2. The method of claim 1 wherein the selected times of enabling the hydrogen sulfide scavenging reagent to flow into well have a duration and frequency selected to inject a predetermined quantity of the hydrogen sulfide scavenging reagent into the well.
3. The method of claim 1 further comprising determining an amount of the stored fluid and stopping the making the hydraulic connection between the chemical and the well and the stored fluid and the well when the amount of stored fluid falls below a selected threshold.
4. The method of claim 1 wherein the hydrogen sulfide scavenging reagent comprises triazine.
5. The method of claim 4 wherein triazine is introduced into the well at a rate of 0.9 pounds of 40 percent active triazine per pound of hydrogen sulfide in gas present in fluids produced from the well.
6. The method of claim 1 wherein the pressurizing the hydrogen sulfide scavenging reagent comprises applying pressurized gas to an interior of a storage vessel having the hydrogen sulfide scavenging reagent stored therein.
7. The method of claim 6 wherein the pressurized gas is non-reactive with the hydrogen sulfide scavenging reagent.

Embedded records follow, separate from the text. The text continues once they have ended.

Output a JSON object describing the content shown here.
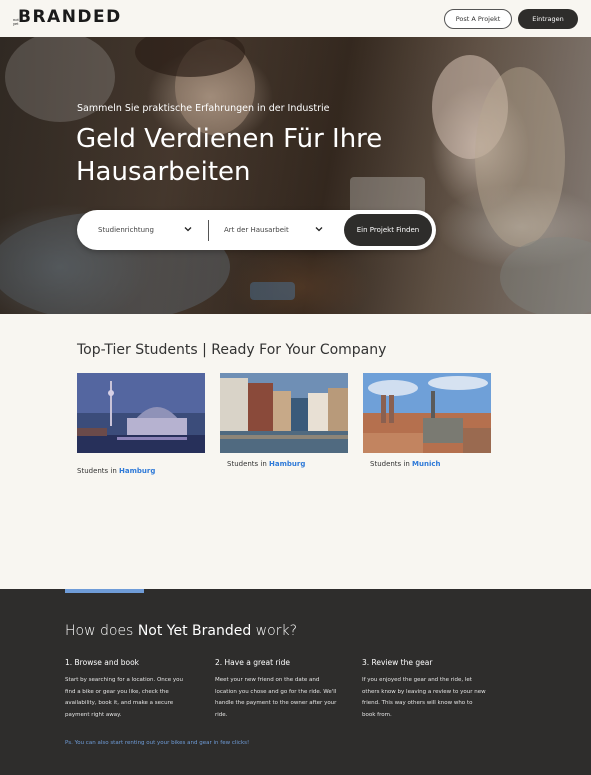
{
  "header": {
    "logo_prefix": "not yet",
    "logo": "BRANDED",
    "post_button": "Post A Projekt",
    "signup_button": "Eintragen"
  },
  "hero": {
    "subtitle": "Sammeln Sie praktische Erfahrungen in der Industrie",
    "title": "Geld Verdienen Für Ihre Hausarbeiten",
    "search": {
      "dropdown1": "Studienrichtung",
      "dropdown2": "Art der Hausarbeit",
      "button": "Ein Projekt Finden"
    }
  },
  "students": {
    "title": "Top-Tier Students | Ready For Your Company",
    "cards": [
      {
        "prefix": "Students in ",
        "city": "Hamburg"
      },
      {
        "prefix": "Students in ",
        "city": "Hamburg"
      },
      {
        "prefix": "Students in ",
        "city": "Munich"
      }
    ]
  },
  "how": {
    "title_prefix": "How does ",
    "title_brand": "Not Yet Branded",
    "title_suffix": " work?",
    "steps": [
      {
        "title": "1. Browse and book",
        "text": "Start by searching for a location. Once you find a bike or gear you like, check the availability, book it, and make a secure payment right away."
      },
      {
        "title": "2. Have a great ride",
        "text": "Meet your new friend on the date and location you chose and go for the ride. We'll handle the payment to the owner after your ride."
      },
      {
        "title": "3. Review the gear",
        "text": "If you enjoyed the gear and the ride, let others know by leaving a review to your new friend. This way others will know who to book from."
      }
    ],
    "ps": "Ps. You can also start renting out your bikes and gear in few clicks!"
  },
  "colors": {
    "accent": "#2f7ad8",
    "dark": "#2e2d2c",
    "background": "#f8f6f1",
    "footer_accent": "#6f9cd8"
  },
  "icons": [
    "chevron-down-icon"
  ]
}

8. A method for injecting a hydrogen sulfide scavenging reagent into a well, comprising:
selecting times at which to operate a chemical dispenser to inject a selected amount of the hydrogen sulfide scavenging reagent into a well within a predetermined time interval;
at each selected time, detecting a signal generated by a pump controller corresponding to whether a wellbore fluid lift pump is operating, the wellbore fluid lift pump arranged to lift fluid from the wellbore;
detecting at at least one selected time within the predetermined time interval that the wellbore fluid lift pump is not operating, inhibiting operation of the chemical dispenser and incrementing a counter in a controller in signal communication with the chemical dispenser;
during the predetermined time interval at a subsequent selected time coincident with operation of the wellbore fluid lift pump so as to dispense an amount of the hydrogen sulfide scavenging reagent equal to the product of the number in the counter plus one multiplied by the selected amount of hydrogen sulfide scavenging reagent into the well to be injected at each selected time.

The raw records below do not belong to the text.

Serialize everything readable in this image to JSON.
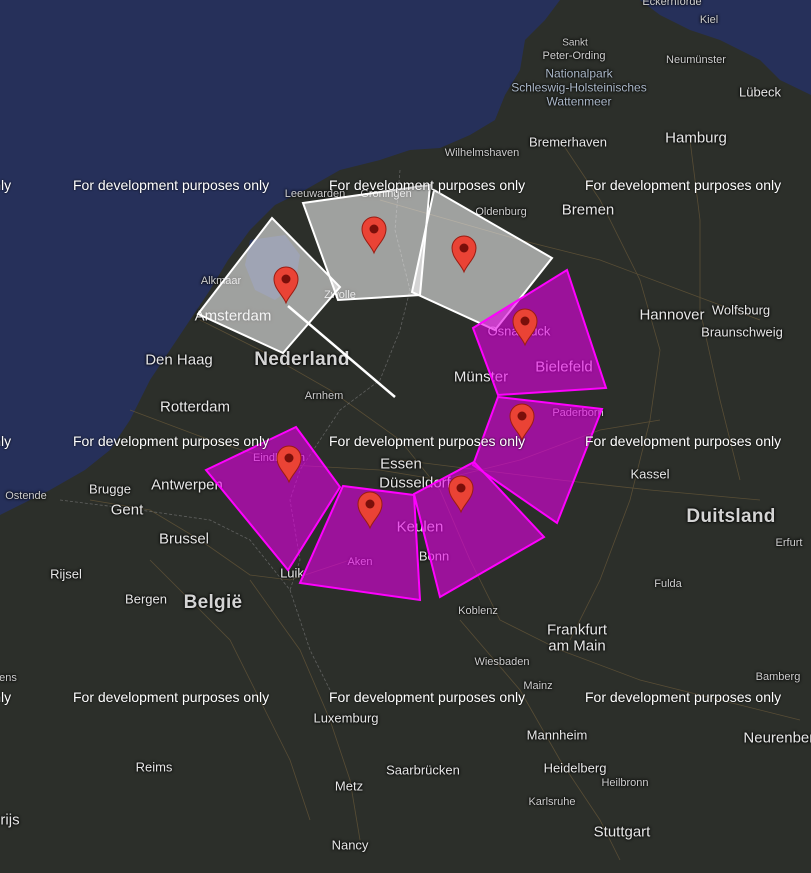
{
  "watermark": "For development purposes only",
  "colors": {
    "sea": "#2a355a",
    "land": "#2c2f2a",
    "highlight_polygon": "#e600e6",
    "white_polygon": "#ffffff",
    "marker": "#ea4335"
  },
  "places": {
    "eckernforde": "Eckernförde",
    "kiel": "Kiel",
    "sankt": "Sankt",
    "peter_ording": "Peter-Ording",
    "neumunster": "Neumünster",
    "nationalpark": "Nationalpark",
    "schleswig": "Schleswig-Holsteinisches",
    "wattenmeer": "Wattenmeer",
    "lubeck": "Lübeck",
    "bremerhaven": "Bremerhaven",
    "hamburg": "Hamburg",
    "wilhelmshaven": "Wilhelmshaven",
    "bremen": "Bremen",
    "leeuwarden": "Leeuwarden",
    "groningen": "Groningen",
    "oldenburg": "Oldenburg",
    "alkmaar": "Alkmaar",
    "zwolle": "Zwolle",
    "hannover": "Hannover",
    "wolfsburg": "Wolfsburg",
    "amsterdam": "Amsterdam",
    "braunschweig": "Braunschweig",
    "osnabruck": "Osnabrück",
    "den_haag": "Den Haag",
    "nederland": "Nederland",
    "bielefeld": "Bielefeld",
    "munster": "Münster",
    "rotterdam": "Rotterdam",
    "arnhem": "Arnhem",
    "paderborn": "Paderborn",
    "eindhoven": "Eindhoven",
    "essen": "Essen",
    "kassel": "Kassel",
    "ostende": "Ostende",
    "brugge": "Brugge",
    "antwerpen": "Antwerpen",
    "dusseldorf": "Düsseldorf",
    "gent": "Gent",
    "keulen": "Keulen",
    "duitsland": "Duitsland",
    "brussel": "Brussel",
    "bonn": "Bonn",
    "erfurt": "Erfurt",
    "aken": "Aken",
    "rijsel": "Rijsel",
    "luik": "Luik",
    "fulda": "Fulda",
    "bergen": "Bergen",
    "belgie": "België",
    "koblenz": "Koblenz",
    "frankfurt": "Frankfurt",
    "am_main": "am Main",
    "wiesbaden": "Wiesbaden",
    "mainz": "Mainz",
    "bamberg": "Bamberg",
    "luxemburg": "Luxemburg",
    "neurenberg": "Neurenberg",
    "mannheim": "Mannheim",
    "heidelberg": "Heidelberg",
    "reims": "Reims",
    "saarbrucken": "Saarbrücken",
    "heilbronn": "Heilbronn",
    "metz": "Metz",
    "karlsruhe": "Karlsruhe",
    "stuttgart": "Stuttgart",
    "nancy": "Nancy",
    "parijs": "rijs",
    "lens": "ens"
  },
  "markers": [
    {
      "name": "marker-amsterdam"
    },
    {
      "name": "marker-zwolle"
    },
    {
      "name": "marker-groningen-east"
    },
    {
      "name": "marker-osnabruck"
    },
    {
      "name": "marker-paderborn"
    },
    {
      "name": "marker-eindhoven"
    },
    {
      "name": "marker-aken"
    },
    {
      "name": "marker-keulen"
    }
  ]
}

9. The method of claim 8 further comprising dispensing a corresponding amount of produced fluid into the well when the hydrogen sulfide scavenging reagent is dispensed into the well, wherein the dispensing the produced fluid comprises:
storing fluid produced from the well, the storing performed at a pressure extant on the well; and
at selected times making a hydraulic connection between the stored, produced fluid and the well so that the produced fluid flows into the well by gravity.

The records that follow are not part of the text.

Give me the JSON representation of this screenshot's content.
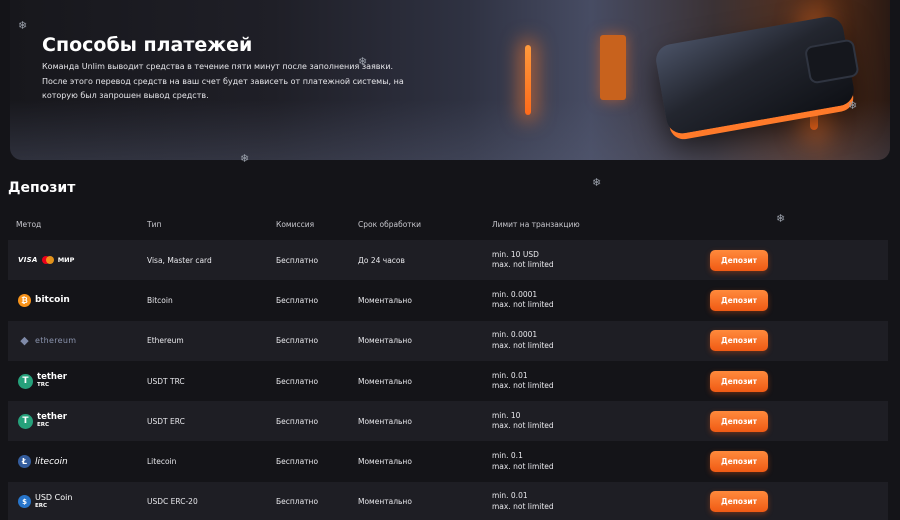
{
  "banner": {
    "title": "Способы платежей",
    "text": "Команда Unlim выводит средства в течение пяти минут после заполнения заявки. После этого перевод средств на ваш счет будет зависеть от платежной системы, на которую был запрошен вывод средств."
  },
  "deposit": {
    "title": "Депозит",
    "headers": {
      "method": "Метод",
      "type": "Тип",
      "fee": "Комиссия",
      "time": "Срок обработки",
      "limit": "Лимит на транзакцию"
    },
    "rows": [
      {
        "logo": {
          "visa": "VISA",
          "mir": "МИР"
        },
        "type": "Visa, Master card",
        "fee": "Бесплатно",
        "time": "До 24 часов",
        "min": "min. 10 USD",
        "max": "max. not limited",
        "button": "Депозит"
      },
      {
        "logo": {
          "symbol": "₿",
          "text": "bitcoin"
        },
        "type": "Bitcoin",
        "fee": "Бесплатно",
        "time": "Моментально",
        "min": "min. 0.0001",
        "max": "max. not limited",
        "button": "Депозит"
      },
      {
        "logo": {
          "symbol": "◆",
          "text": "ethereum"
        },
        "type": "Ethereum",
        "fee": "Бесплатно",
        "time": "Моментально",
        "min": "min. 0.0001",
        "max": "max. not limited",
        "button": "Депозит"
      },
      {
        "logo": {
          "symbol": "T",
          "text": "tether",
          "sub": "TRC"
        },
        "type": "USDT TRC",
        "fee": "Бесплатно",
        "time": "Моментально",
        "min": "min. 0.01",
        "max": "max. not limited",
        "button": "Депозит"
      },
      {
        "logo": {
          "symbol": "T",
          "text": "tether",
          "sub": "ERC"
        },
        "type": "USDT ERC",
        "fee": "Бесплатно",
        "time": "Моментально",
        "min": "min. 10",
        "max": "max. not limited",
        "button": "Депозит"
      },
      {
        "logo": {
          "symbol": "Ł",
          "text": "litecoin"
        },
        "type": "Litecoin",
        "fee": "Бесплатно",
        "time": "Моментально",
        "min": "min. 0.1",
        "max": "max. not limited",
        "button": "Депозит"
      },
      {
        "logo": {
          "symbol": "$",
          "text": "USD Coin",
          "sub": "ERC"
        },
        "type": "USDC ERC-20",
        "fee": "Бесплатно",
        "time": "Моментально",
        "min": "min. 0.01",
        "max": "max. not limited",
        "button": "Депозит"
      }
    ]
  },
  "decor": {
    "snowflake": "❄"
  },
  "colors": {
    "accent": "#f36a1f",
    "background": "#141418",
    "row_alt": "#1e1e24"
  }
}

10. The method of claim 9 further comprising determining an amount of stored produced fluid from the well and stopping dispensing the stored fluid into the well when the amount of stored fluid falls below a selected threshold.
11. The method of claim 8 wherein the selected times of have a duration and frequency selected to inject a predetermined quantity of the hydrogen sulfide scavenging reagent into the well during the predetermined time interval.
12. The method of claim 8 wherein the dispensing the hydrogen sulfide scavenging reagent comprises:
applying compressed gas to the chemical to pressurize the hydrogen sulfide scavenging reagent;
at the subsequent selected time when the pump is operating, making a hydraulic connection between the pressurized hydrogen sulfide scavenging reagent and an interior of the well, thereby enabling the pressurized chemical to flow into the well.
13. The method of claim 8 further comprising resetting the counter to zero after the predetermined time interval has elapsed.
14. The method of claim 8 wherein the hydrogen sulfide scavenging reagent comprises triazine.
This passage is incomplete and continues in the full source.